1. Among patients at increased risk for complications undergoing abdominal surgery, those randomized to perioperative fluid restriction did not have increased disability-free survival at one year compared to patients who received liberal perioperative fluid management.
2. Patients managed with fluid restriction experienced higher rates of acute kidney injury.
Evidence Rating Level: 1 (Excellent)
Study Rundown: Fluids are often administered liberally to surgical patients both during and after their procedure in order to maintain adequate tissue oxygenation and urine output. In abdominal surgery, such fluid administration can cause adverse effects like tissue edema and weight gain, which may be associated with longer hospitalizations. At present, there is conflicting evidence regarding whether restrictive or liberal fluid management for patients undergoing major surgery is advised. The Restrictive versus Liberal Fluid Therapy in Major Abdominal Surgery (RELIEF) trial sought to compare the perioperative fluid management strategies and evaluate their effect on disability-free survival. At one-year follow-up, patients who received a median of 3.7 liters of fluid during and after abdominal surgery did not experience increased disability-free survival compared to patients receiving a median of 6.1 liters. A secondary outcome of acute kidney injury at 30 days was more common in the restrictive fluid therapy group.
Strengths of this trial include its randomized controlled design, broad inclusion of multiple types of abdominal surgeries patients could undergo, and follow-up to 1-year post surgery. Limitations include the lack of ability to blind clinicians to the patient’s randomized group which may have influenced how they documented outcomes.
In-Depth [randomized controlled trial]: This international, randomized controlled trial enrolled patients between 2013 and 2016. Eligible patients were considered at increased risk for complications due to patient or operation related characteristics, were not undergoing urgent surgery or liver resection, and did not have end-stage renal disease requiring dialysis. Patients were assigned to a restrictive fluid group (n = 1501) who were given fluids to achieve a net zero fluid balance and a liberal fluid group (n = 1499) who were given fluids in a manner reflecting traditional clinical practice. The primary outcome was disability-free survival at 1-year post operation, and key secondary outcomes included rates of acute kidney injury at 30 days and composite death or major septic complications at 30 days.

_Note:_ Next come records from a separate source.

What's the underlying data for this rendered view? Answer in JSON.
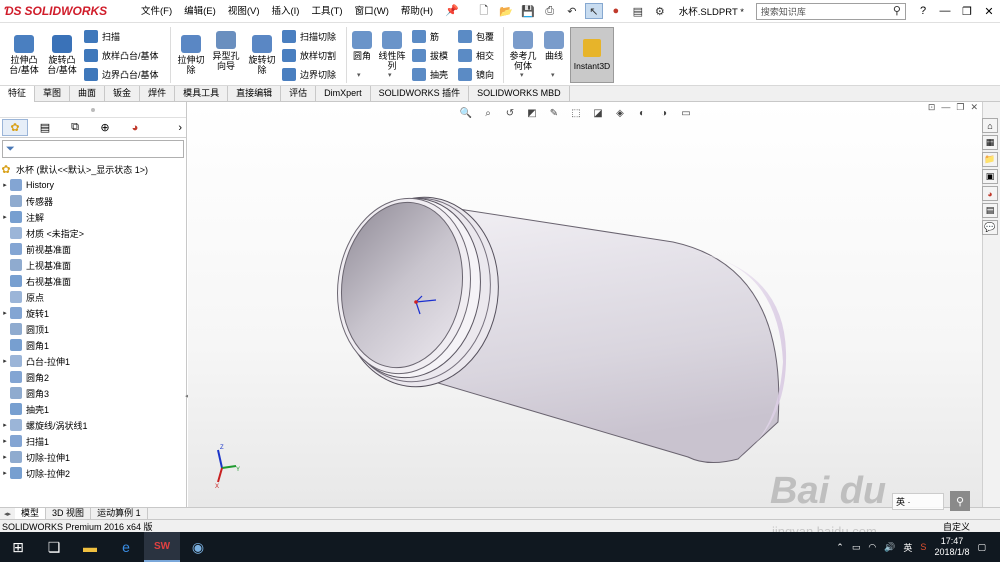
{
  "app": {
    "logo_text": "SOLIDWORKS",
    "doc_name": "水杯.SLDPRT *",
    "search_placeholder": "搜索知识库"
  },
  "menu": [
    "文件(F)",
    "编辑(E)",
    "视图(V)",
    "插入(I)",
    "工具(T)",
    "窗口(W)",
    "帮助(H)"
  ],
  "ribbon": {
    "extrude_boss": "拉伸凸\n台/基体",
    "revolve_boss": "旋转凸\n台/基体",
    "sweep": "扫描",
    "loft_boss": "放样凸台/基体",
    "boundary_boss": "边界凸台/基体",
    "extrude_cut": "拉伸切\n除",
    "hole_wizard": "异型孔\n向导",
    "revolve_cut": "旋转切\n除",
    "sweep_cut": "扫描切除",
    "loft_cut": "放样切割",
    "boundary_cut": "边界切除",
    "fillet": "圆角",
    "linear_pattern": "线性阵\n列",
    "rib": "筋",
    "draft": "拔模",
    "shell": "抽壳",
    "wrap": "包覆",
    "intersect": "相交",
    "mirror": "镜向",
    "ref_geometry": "参考几\n何体",
    "curves": "曲线",
    "instant3d": "Instant3D"
  },
  "tabs": [
    "特征",
    "草图",
    "曲面",
    "钣金",
    "焊件",
    "模具工具",
    "直接编辑",
    "评估",
    "DimXpert",
    "SOLIDWORKS 插件",
    "SOLIDWORKS MBD"
  ],
  "tree": {
    "root": "水杯  (默认<<默认>_显示状态 1>)",
    "items": [
      {
        "label": "History",
        "exp": true
      },
      {
        "label": "传感器",
        "exp": false
      },
      {
        "label": "注解",
        "exp": true
      },
      {
        "label": "材质 <未指定>",
        "exp": false
      },
      {
        "label": "前视基准面",
        "exp": false
      },
      {
        "label": "上视基准面",
        "exp": false
      },
      {
        "label": "右视基准面",
        "exp": false
      },
      {
        "label": "原点",
        "exp": false
      },
      {
        "label": "旋转1",
        "exp": true
      },
      {
        "label": "圆顶1",
        "exp": false
      },
      {
        "label": "圆角1",
        "exp": false
      },
      {
        "label": "凸台-拉伸1",
        "exp": true
      },
      {
        "label": "圆角2",
        "exp": false
      },
      {
        "label": "圆角3",
        "exp": false
      },
      {
        "label": "抽壳1",
        "exp": false
      },
      {
        "label": "螺旋线/涡状线1",
        "exp": true
      },
      {
        "label": "扫描1",
        "exp": true
      },
      {
        "label": "切除-拉伸1",
        "exp": true
      },
      {
        "label": "切除-拉伸2",
        "exp": true
      }
    ]
  },
  "bottom_tabs": [
    "模型",
    "3D 视图",
    "运动算例 1"
  ],
  "status": {
    "left": "SOLIDWORKS Premium 2016 x64 版",
    "right": "自定义"
  },
  "taskbar": {
    "time": "17:47",
    "date": "2018/1/8",
    "ime": "英"
  },
  "watermark": {
    "main": "Bai du",
    "sub": "jingyan.baidu.com",
    "search_hint": "英 ·"
  },
  "colors": {
    "brand": "#d01c2a",
    "part": "#e4e0ea",
    "taskbar": "#101820"
  }
}
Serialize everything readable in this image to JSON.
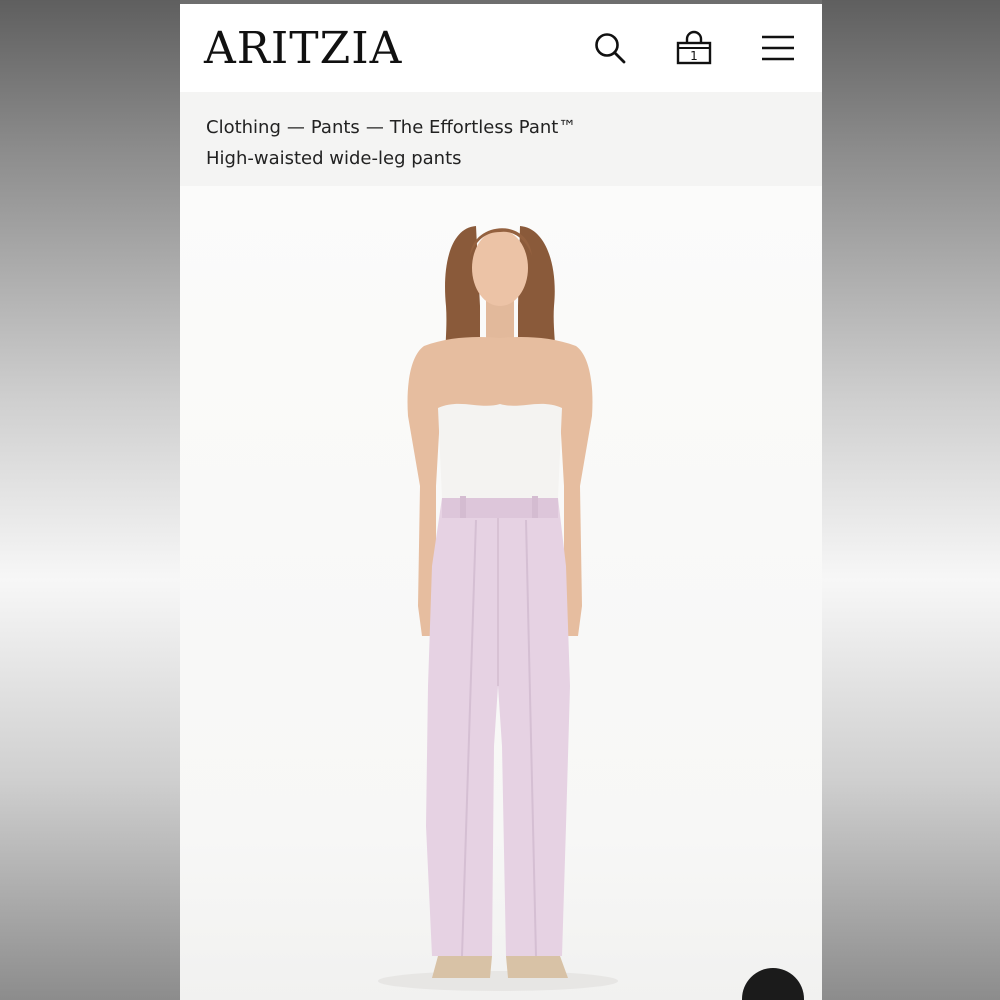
{
  "header": {
    "logo": "ARITZIA",
    "bag_count": "1",
    "icons": {
      "search": "search-icon",
      "bag": "shopping-bag-icon",
      "menu": "hamburger-menu-icon"
    }
  },
  "breadcrumb": {
    "items": [
      "Clothing",
      "Pants",
      "The Effortless Pant™"
    ],
    "separator": "—",
    "subtitle": "High-waisted wide-leg pants"
  },
  "product": {
    "pant_color": "#e6d2e3",
    "top_color": "#f4f3f1",
    "accent": "#111111"
  }
}
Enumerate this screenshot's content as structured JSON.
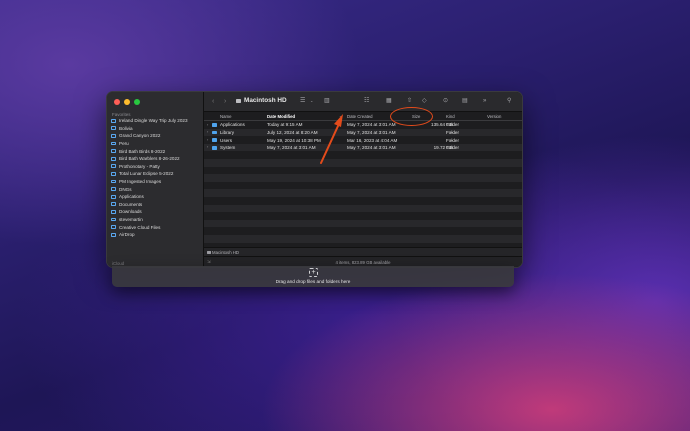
{
  "sidebar": {
    "traffic_lights": [
      "#ff5f57",
      "#febc2e",
      "#28c840"
    ],
    "section_label": "Favorites",
    "items": [
      "Ireland Dingle Way Trip July 2023",
      "Bolivia",
      "Grand Canyon 2022",
      "Peru",
      "Bird Bath Birds 8-2022",
      "Bird Bath Warblers 8-26-2022",
      "Prothonotary - Patty",
      "Total Lunar Eclipse 5-2022",
      "PM Ingested Images",
      "DNGs",
      "Applications",
      "Documents",
      "Downloads",
      "stevemartin",
      "Creative Cloud Files",
      "AirDrop"
    ],
    "footer_label": "iCloud"
  },
  "toolbar": {
    "back": "‹",
    "forward": "›",
    "title": "Macintosh HD",
    "icons": [
      "view-list-icon",
      "group-icon",
      "list-view-icon",
      "gallery-icon",
      "share-icon",
      "tag-icon",
      "more-icon",
      "preview-icon",
      "expand-icon",
      "search-icon"
    ]
  },
  "columns": {
    "name": "Name",
    "date_modified": "Date Modified",
    "date_created": "Date Created",
    "size": "Size",
    "kind": "Kind",
    "version": "Version"
  },
  "files": [
    {
      "name": "Applications",
      "modified": "Today at 9:15 AM",
      "created": "May 7, 2024 at 3:01 AM",
      "size": "135.64 GB",
      "kind": "Folder"
    },
    {
      "name": "Library",
      "modified": "July 12, 2024 at 8:20 AM",
      "created": "May 7, 2024 at 3:01 AM",
      "size": "--",
      "kind": "Folder"
    },
    {
      "name": "Users",
      "modified": "May 19, 2024 at 10:38 PM",
      "created": "Mar 16, 2023 at 4:04 AM",
      "size": "--",
      "kind": "Folder"
    },
    {
      "name": "System",
      "modified": "May 7, 2024 at 3:01 AM",
      "created": "May 7, 2024 at 3:01 AM",
      "size": "19.72 GB",
      "kind": "Folder"
    }
  ],
  "pathbar": {
    "label": "Macintosh HD"
  },
  "statusbar": {
    "text": "4 items, 823.89 GB available"
  },
  "dropzone": {
    "plus": "+",
    "text": "Drag and drop files and folders here"
  },
  "annotation_color": "#e34b1b"
}
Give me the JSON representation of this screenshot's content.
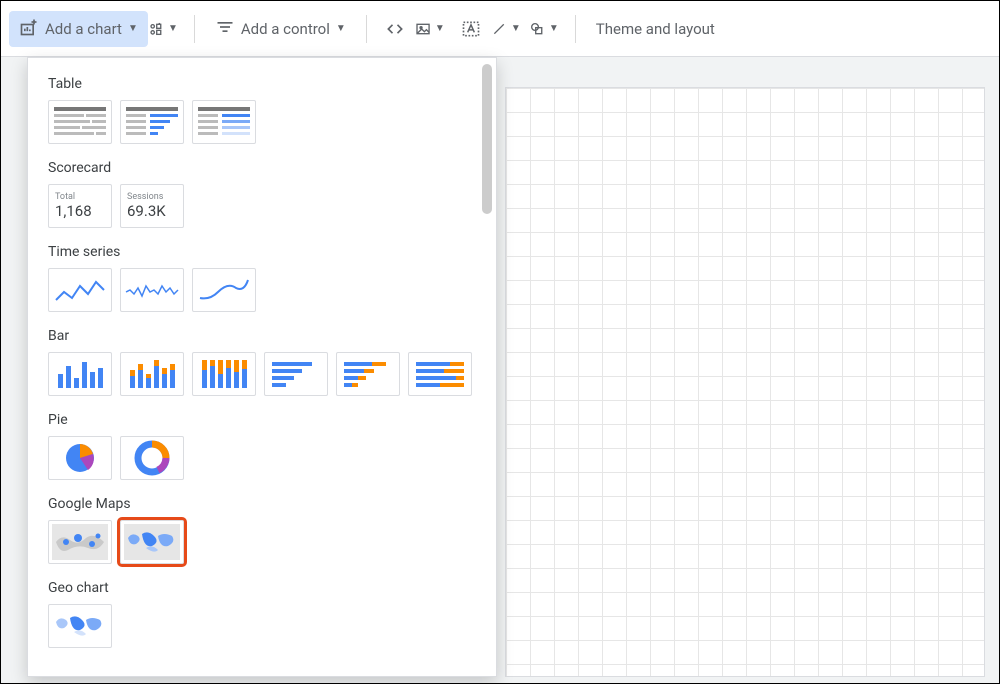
{
  "toolbar": {
    "add_chart_label": "Add a chart",
    "add_control_label": "Add a control",
    "theme_layout_label": "Theme and layout"
  },
  "chart_picker": {
    "sections": {
      "table": "Table",
      "scorecard": "Scorecard",
      "time_series": "Time series",
      "bar": "Bar",
      "pie": "Pie",
      "google_maps": "Google Maps",
      "geo_chart": "Geo chart"
    },
    "scorecards": [
      {
        "label": "Total",
        "value": "1,168"
      },
      {
        "label": "Sessions",
        "value": "69.3K"
      }
    ]
  }
}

The rate of disability-free survival in the restrictive fluid group at one year was 81.9% compared to 82.3% in the liberal fluid group (hazard ratio [HR], 1.05; 95% confidence interval [CI], 0.88 to 1.24; p = 0.61). Subgroup analysis did not reveal increased disease-free survival for any subgroup treated with restrictive fluid therapy. Acute kidney injury occurred in 8.6% of patients treated with restrictive fluid therapy compared to 5.0% of liberal fluid therapy patients (p < 0.001). Occurrence of death or septic complications within 30 days of surgery did not significantly differ between the treatment groups.